For SF WEEKLY: For 30 years, the nonprofit organization now known as SFJAZZ has curated the San Francisco Jazz Festival, an annual showcase of live performances by well-known artists, more obscure ones, and local acts at venues throughout the city over the course of multiple weeks.
This year’s festival, from June 12 to June 23, will happen at the new SFJAZZ Center, a $64 million, 35,000-square-foot performance space, education center, and office headquarters in Hayes Valley that opened in January. The new center has a full, diverse, year-round calendar of jazz performances and events. So the question now is, why exactly does this annual jazz festival still need to exist?

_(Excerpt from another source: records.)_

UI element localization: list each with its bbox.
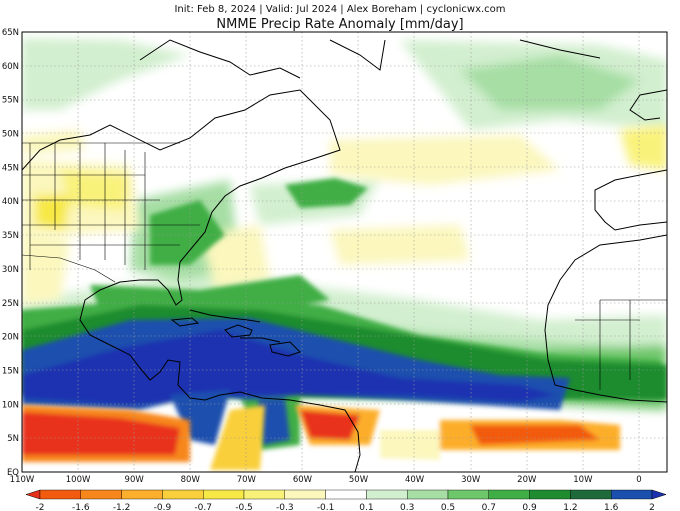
lon-label: 90W [125,475,145,485]
colorbar-swatch [366,489,408,500]
colorbar-arrow-high [651,489,667,500]
colorbar-label: -0.9 [154,503,172,511]
coastlines [22,39,667,472]
map-frame [21,31,668,473]
colorbar-swatch [570,489,612,500]
colorbar-label: -1.2 [113,503,131,511]
colorbar-swatch [611,489,653,500]
lat-label: 55N [2,96,19,106]
colorbar-label: 1.6 [604,503,619,511]
colorbar-label: -0.1 [317,503,335,511]
lon-label: 80W [181,475,201,485]
colorbar-label: 0.3 [400,503,414,511]
lat-label: 50N [2,130,19,140]
lat-label: 60N [2,62,19,72]
lon-label: 100W [66,475,91,485]
lat-label: EQ [7,468,19,478]
colorbar-swatch [325,489,367,500]
lon-label: 30W [461,475,481,485]
colorbar-swatch [162,489,204,500]
lon-label: 10W [573,475,593,485]
colorbar-label: -0.5 [235,503,253,511]
lat-label: 15N [2,366,19,376]
colorbar-swatch [80,489,122,500]
lon-label: 40W [405,475,425,485]
colorbar-label: -1.6 [72,503,90,511]
lon-label: 50W [349,475,369,485]
lat-label: 40N [2,197,19,207]
lon-label: 20W [517,475,537,485]
lon-label: 0 [636,475,641,485]
anomaly-field [22,32,667,472]
map-subtitle: Init: Feb 8, 2024 | Valid: Jul 2024 | Al… [174,4,506,15]
colorbar-label: -2 [36,503,45,511]
map-title: NMME Precip Rate Anomaly [mm/day] [216,17,464,32]
colorbar-swatch [447,489,489,500]
colorbar-label: -0.3 [276,503,294,511]
colorbar-label: 1.2 [563,503,577,511]
colorbar-arrow-low [25,489,41,500]
colorbar-swatch [488,489,530,500]
latitude-labels: 65N 60N 55N 50N 45N 40N 35N 30N 25N 20N 15N 10N 5N EQ [2,28,19,478]
lon-label: 110W [10,475,35,485]
colorbar-swatch [39,489,81,500]
lon-label: 60W [293,475,313,485]
colorbar-label: -0.7 [194,503,212,511]
colorbar-swatch [202,489,245,500]
colorbar: -2 -1.6 -1.2 -0.9 -0.7 -0.5 -0.3 -0.1 0.1 0.3 0.5 0… [25,489,667,511]
lat-label: 65N [2,28,19,38]
lat-label: 25N [2,299,19,309]
longitude-labels: 110W 100W 90W 80W 70W 60W 50W 40W 30W 20W 10W 0 [10,475,642,485]
lat-label: 45N [2,163,19,173]
borders [22,142,667,390]
colorbar-label: 0.1 [359,503,373,511]
lat-label: 35N [2,231,19,241]
lat-label: 10N [2,400,19,410]
lat-label: 5N [7,434,19,444]
colorbar-label: 0.5 [441,503,455,511]
lat-label: 20N [2,333,19,343]
lon-label: 70W [237,475,257,485]
colorbar-label: 0.9 [522,503,537,511]
lat-label: 30N [2,265,19,275]
colorbar-swatch [284,489,326,500]
colorbar-swatch [529,489,571,500]
colorbar-label: 2 [649,503,655,511]
colorbar-swatch [121,489,163,500]
colorbar-swatch [407,489,449,500]
colorbar-swatch [243,489,285,500]
colorbar-label: 0.7 [482,503,496,511]
graticule [22,32,667,472]
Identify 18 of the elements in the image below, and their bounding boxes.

“The idea is to keep turning people on to the idea of what jazz is,” center director Randall Kline says. “When we started, it was a whole different paradigm. The annual festival was the one big thing we did, and the press corps would say ‘It’s that time of year again.’ Our paradigm has completed shifted, and so now the festival should have its own character. It should feel different from what we do the rest of the year, which this year is not the case, I admit.”
Kline’s view of jazz is that of a broad diaspora: a trajectory of music across the globe that is indeed connected but not always similar. The festival’s lineup this year is no less interesting: Acts like Ladysmith Black Mambazo, the Pacific Mambo Orchestra, and the Oakland Interfaith Gospel Choir will perform, as will pianist Ahmad Jamal, David Sanborn, the Will Blades Trio, Pedrito Martinez, and the Gerald Clayton Trio, among others.
“Eventually we want to feel more like the Montreal Jazz Festival, one of the great urban festivals, that has outdoor performances and multiple things happening in one day. In the future, we’ll have live jazz in local restaurants, and a big dance concert, where the whole neighborhood becomes a center for jazz,” Kline says.